Given two positive real sequences $(U_n)$ and $(V_n)$ with $(V_n)>0$ and two fixed real numbers $a$ and $b$, is it true that if $\underset{n \rightarrow +\infty}{\lim \sup} \text{ }\frac{U_n}{V_n} \leq a$ and $\underset{n \rightarrow +\infty}{\lim \inf} \text{ }\frac{U_n}{V_n} \geq b$, then $U_n=\Theta\left ( V_n \right )$ (i.e. $\exists k_{1}>0 \exists k_{2}>0\;\exists n_{0}\;\forall n>n_{0} : {\displaystyle k_{1}\cdot V_n\leq U_n\leq k_{2}\cdot V_n}$) ?

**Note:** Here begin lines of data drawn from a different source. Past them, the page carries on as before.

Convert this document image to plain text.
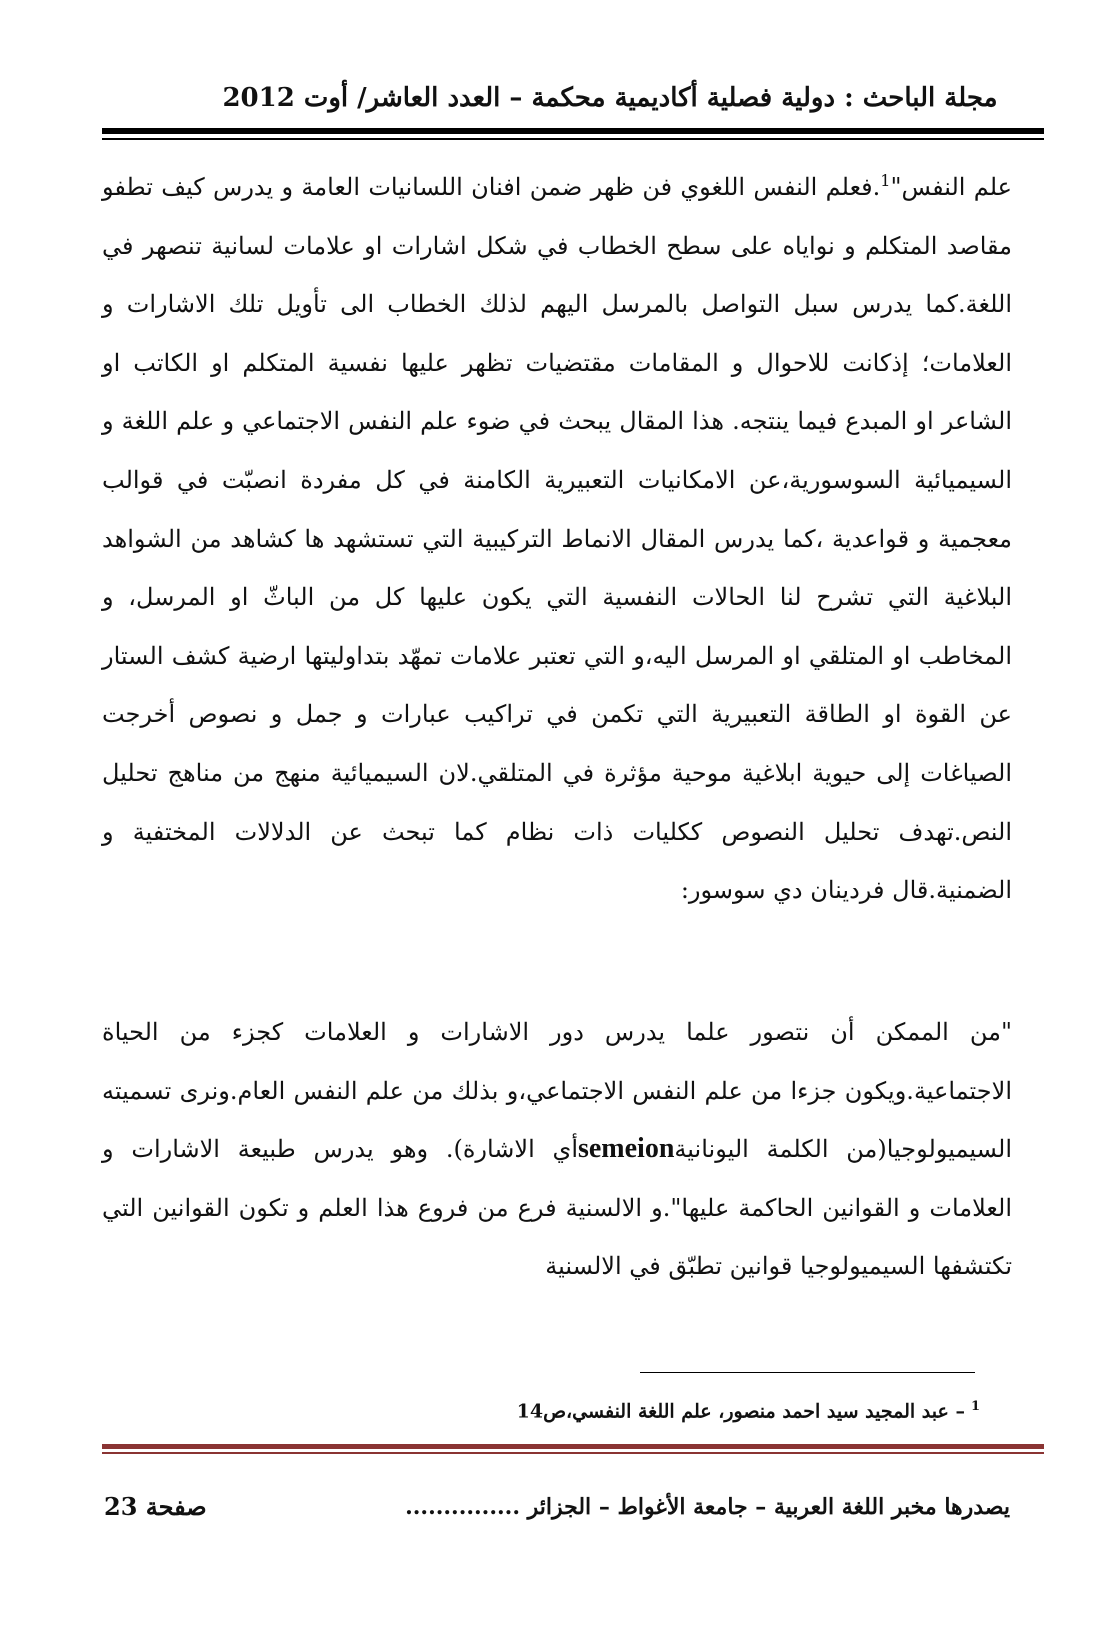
مجلة الباحث : دولية فصلية أكاديمية محكمة – العدد العاشر/ أوت 2012

علم النفس"$^1$.فعلم النفس اللغوي فن ظهر ضمن افنان اللسانيات العامة و يدرس كيف تطفو مقاصد المتكلم و نواياه على سطح الخطاب في شكل اشارات او علامات لسانية تنصهر في اللغة.كما يدرس سبل التواصل بالمرسل اليهم لذلك الخطاب الى تأويل تلك الاشارات و العلامات؛ إذكانت للاحوال و المقامات مقتضيات تظهر عليها نفسية المتكلم او الكاتب او الشاعر او المبدع فيما ينتجه. هذا المقال يبحث في ضوء علم النفس الاجتماعي و علم اللغة و السيميائية السوسورية،عن الامكانيات التعبيرية الكامنة في كل مفردة انصبّت في قوالب معجمية و قواعدية ،كما يدرس المقال الانماط التركيبية التي تستشهد ها كشاهد من الشواهد البلاغية التي تشرح لنا الحالات النفسية التي يكون عليها كل من الباثّ او المرسل، و المخاطب او المتلقي او المرسل اليه،و التي تعتبر علامات تمهّد بتداوليتها ارضية كشف الستار عن القوة او الطاقة التعبيرية التي تكمن في تراكيب عبارات و جمل و نصوص أخرجت الصياغات إلى حيوية ابلاغية موحية مؤثرة في المتلقي.لان السيميائية منهج من مناهج تحليل النص.تهدف تحليل النصوص ككليات ذات نظام كما تبحث عن الدلالات المختفية و الضمنية.قال فردينان دي سوسور:

"من الممكن أن نتصور علما يدرس دور الاشارات و العلامات كجزء من الحياة الاجتماعية.ويكون جزءا من علم النفس الاجتماعي،و بذلك من علم النفس العام.ونرى تسميته السيميولوجيا(من الكلمة اليونانيةsemeionأي الاشارة). وهو يدرس طبيعة الاشارات و العلامات و القوانين الحاكمة عليها".و الالسنية فرع من فروع هذا العلم و تكون القوانين التي تكتشفها السيميولوجيا قوانين تطبّق في الالسنية

$^1$– عبد المجيد سيد احمد منصور، علم اللغة النفسي،ص14

صفحة 23	يصدرها مخبر اللغة العربية – جامعة الأغواط – الجزائر ...............
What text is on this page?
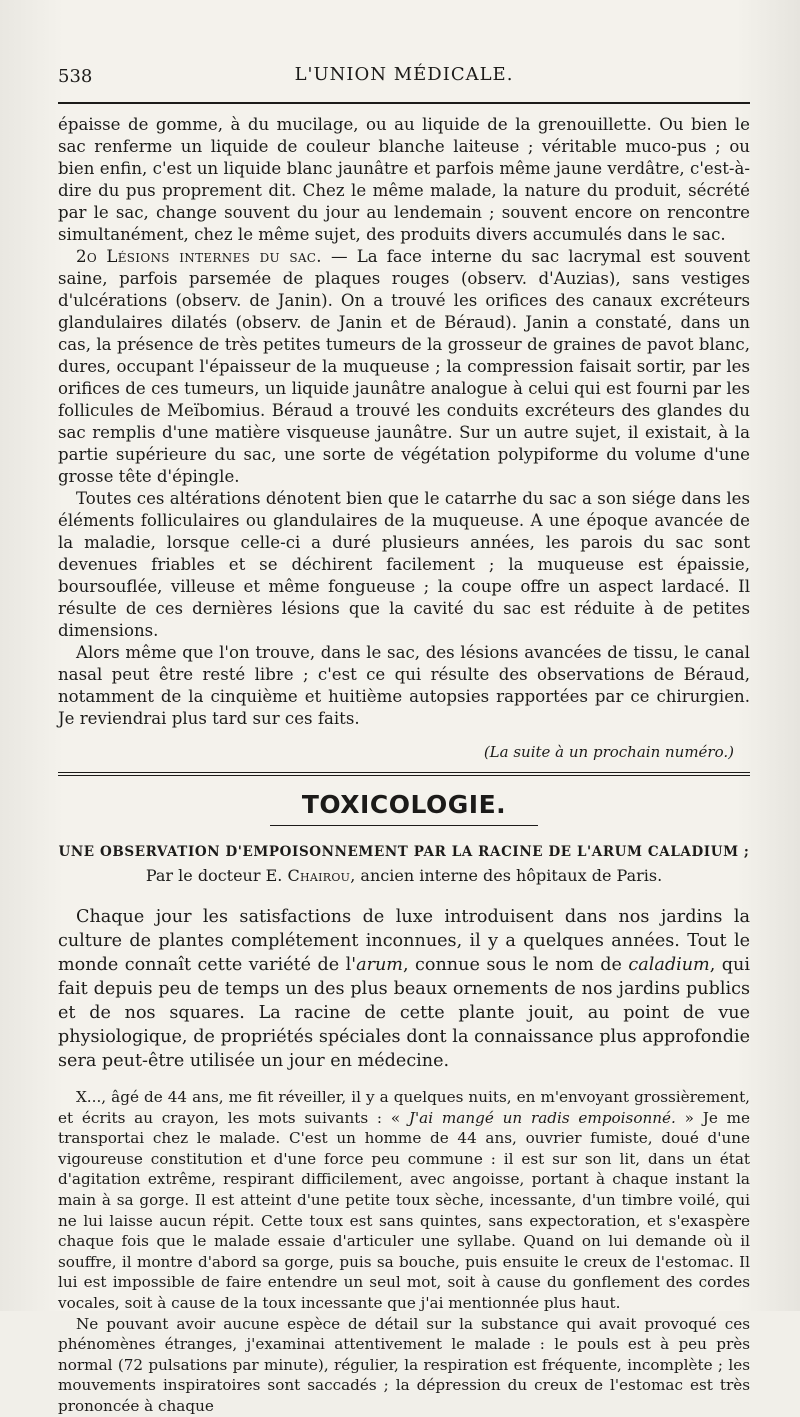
538	L'UNION MÉDICALE.

épaisse de gomme, à du mucilage, ou au liquide de la grenouillette. Ou bien le sac renferme un liquide de couleur blanche laiteuse ; véritable muco-pus ; ou bien enfin, c'est un liquide blanc jaunâtre et parfois même jaune verdâtre, c'est-à-dire du pus proprement dit. Chez le même malade, la nature du produit, sécrété par le sac, change souvent du jour au lendemain ; souvent encore on rencontre simultanément, chez le même sujet, des produits divers accumulés dans le sac.

2o Lésions internes du sac. — La face interne du sac lacrymal est souvent saine, parfois parsemée de plaques rouges (observ. d'Auzias), sans vestiges d'ulcérations (observ. de Janin). On a trouvé les orifices des canaux excréteurs glandulaires dilatés (observ. de Janin et de Béraud). Janin a constaté, dans un cas, la présence de très petites tumeurs de la grosseur de graines de pavot blanc, dures, occupant l'épaisseur de la muqueuse ; la compression faisait sortir, par les orifices de ces tumeurs, un liquide jaunâtre analogue à celui qui est fourni par les follicules de Meïbomius. Béraud a trouvé les conduits excréteurs des glandes du sac remplis d'une matière visqueuse jaunâtre. Sur un autre sujet, il existait, à la partie supérieure du sac, une sorte de végétation polypiforme du volume d'une grosse tête d'épingle.

Toutes ces altérations dénotent bien que le catarrhe du sac a son siége dans les éléments folliculaires ou glandulaires de la muqueuse. A une époque avancée de la maladie, lorsque celle-ci a duré plusieurs années, les parois du sac sont devenues friables et se déchirent facilement ; la muqueuse est épaissie, boursouflée, villeuse et même fongueuse ; la coupe offre un aspect lardacé. Il résulte de ces dernières lésions que la cavité du sac est réduite à de petites dimensions.

Alors même que l'on trouve, dans le sac, des lésions avancées de tissu, le canal nasal peut être resté libre ; c'est ce qui résulte des observations de Béraud, notamment de la cinquième et huitième autopsies rapportées par ce chirurgien. Je reviendrai plus tard sur ces faits.

(La suite à un prochain numéro.)
TOXICOLOGIE.
UNE OBSERVATION D'EMPOISONNEMENT PAR LA RACINE DE L'ARUM CALADIUM ;
Par le docteur E. Chairou, ancien interne des hôpitaux de Paris.

Chaque jour les satisfactions de luxe introduisent dans nos jardins la culture de plantes complétement inconnues, il y a quelques années. Tout le monde connaît cette variété de l'arum, connue sous le nom de caladium, qui fait depuis peu de temps un des plus beaux ornements de nos jardins publics et de nos squares. La racine de cette plante jouit, au point de vue physiologique, de propriétés spéciales dont la connaissance plus approfondie sera peut-être utilisée un jour en médecine.

X..., âgé de 44 ans, me fit réveiller, il y a quelques nuits, en m'envoyant grossièrement, et écrits au crayon, les mots suivants : « J'ai mangé un radis empoisonné. » Je me transportai chez le malade. C'est un homme de 44 ans, ouvrier fumiste, doué d'une vigoureuse constitution et d'une force peu commune : il est sur son lit, dans un état d'agitation extrême, respirant difficilement, avec angoisse, portant à chaque instant la main à sa gorge. Il est atteint d'une petite toux sèche, incessante, d'un timbre voilé, qui ne lui laisse aucun répit. Cette toux est sans quintes, sans expectoration, et s'exaspère chaque fois que le malade essaie d'articuler une syllabe. Quand on lui demande où il souffre, il montre d'abord sa gorge, puis sa bouche, puis ensuite le creux de l'estomac. Il lui est impossible de faire entendre un seul mot, soit à cause du gonflement des cordes vocales, soit à cause de la toux incessante que j'ai mentionnée plus haut.

Ne pouvant avoir aucune espèce de détail sur la substance qui avait provoqué ces phénomènes étranges, j'examinai attentivement le malade : le pouls est à peu près normal (72 pulsations par minute), régulier, la respiration est fréquente, incomplète ; les mouvements inspiratoires sont saccadés ; la dépression du creux de l'estomac est très prononcée à chaque
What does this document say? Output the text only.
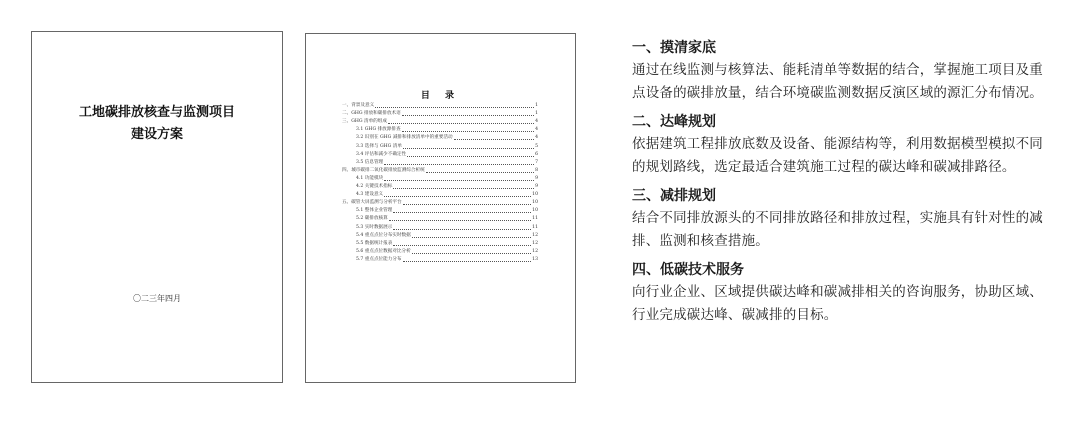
工地碳排放核查与监测项目
建设方案
〇二三年四月
目 录
一、背景及意义	1
二、GHG 排放和碳排放术语	1
三、GHG 清单的组成	4
3.1 GHG 排放源排查	4
3.2 识别在 GHG 减排和排放清单中的重要活动	4
3.3 选择与 GHG 清单	5
3.4 评估和减少不确定性	6
3.5 信息管理	7
四、城市碳排二氧化碳排放监测综合析统	8
4.1 功能模块	9
4.2 关键技术指标	9
4.3 建设意义	10
五、碳管大屏监测与分析平台	10
5.1 整体企业管理	10
5.2 碳排放核算	11
5.3 实时数据展示	11
5.4 重点点位分布实时数据	12
5.5 数据统计报表	12
5.6 重点点位数据对比分析	12
5.7 重点点位能力分布	13
一、摸清家底
通过在线监测与核算法、能耗清单等数据的结合，掌握施工项目及重点设备的碳排放量，结合环境碳监测数据反演区域的源汇分布情况。
二、达峰规划
依据建筑工程排放底数及设备、能源结构等，利用数据模型模拟不同的规划路线，选定最适合建筑施工过程的碳达峰和碳减排路径。
三、减排规划
结合不同排放源头的不同排放路径和排放过程，实施具有针对性的减排、监测和核查措施。
四、低碳技术服务
向行业企业、区域提供碳达峰和碳减排相关的咨询服务，协助区域、行业完成碳达峰、碳减排的目标。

I feel like it is but I'm unsure how to prove it
EDIT : It's not true, thanks drhab. The thing that I am trying to do is to study the growth of a nonnegative real sequence $(R_n)$ that verifies $R_n<=A\ln n + B$ for some $A,B>0$ and $\lim \inf \frac{R_n}{\ln n} \geq C$ for some $C \geq 0$. Is there any way I could compare asymptotically $R_n$ to $\ln n$ with this information ?
Let $V_{n}=1$.
Let $U_{n}=1$ if $n$ is odd and $U_{n}=\frac{1}{n}$ otherwise.
Then $0=\liminf\frac{U_{n}}{V_{n}}<\limsup\frac{U_{n}}{V_{n}}=1$
But $\forall n>n_{0}\left[k_{1}\leq U_{n}\right]$ implies that $k_{1}\leq0$.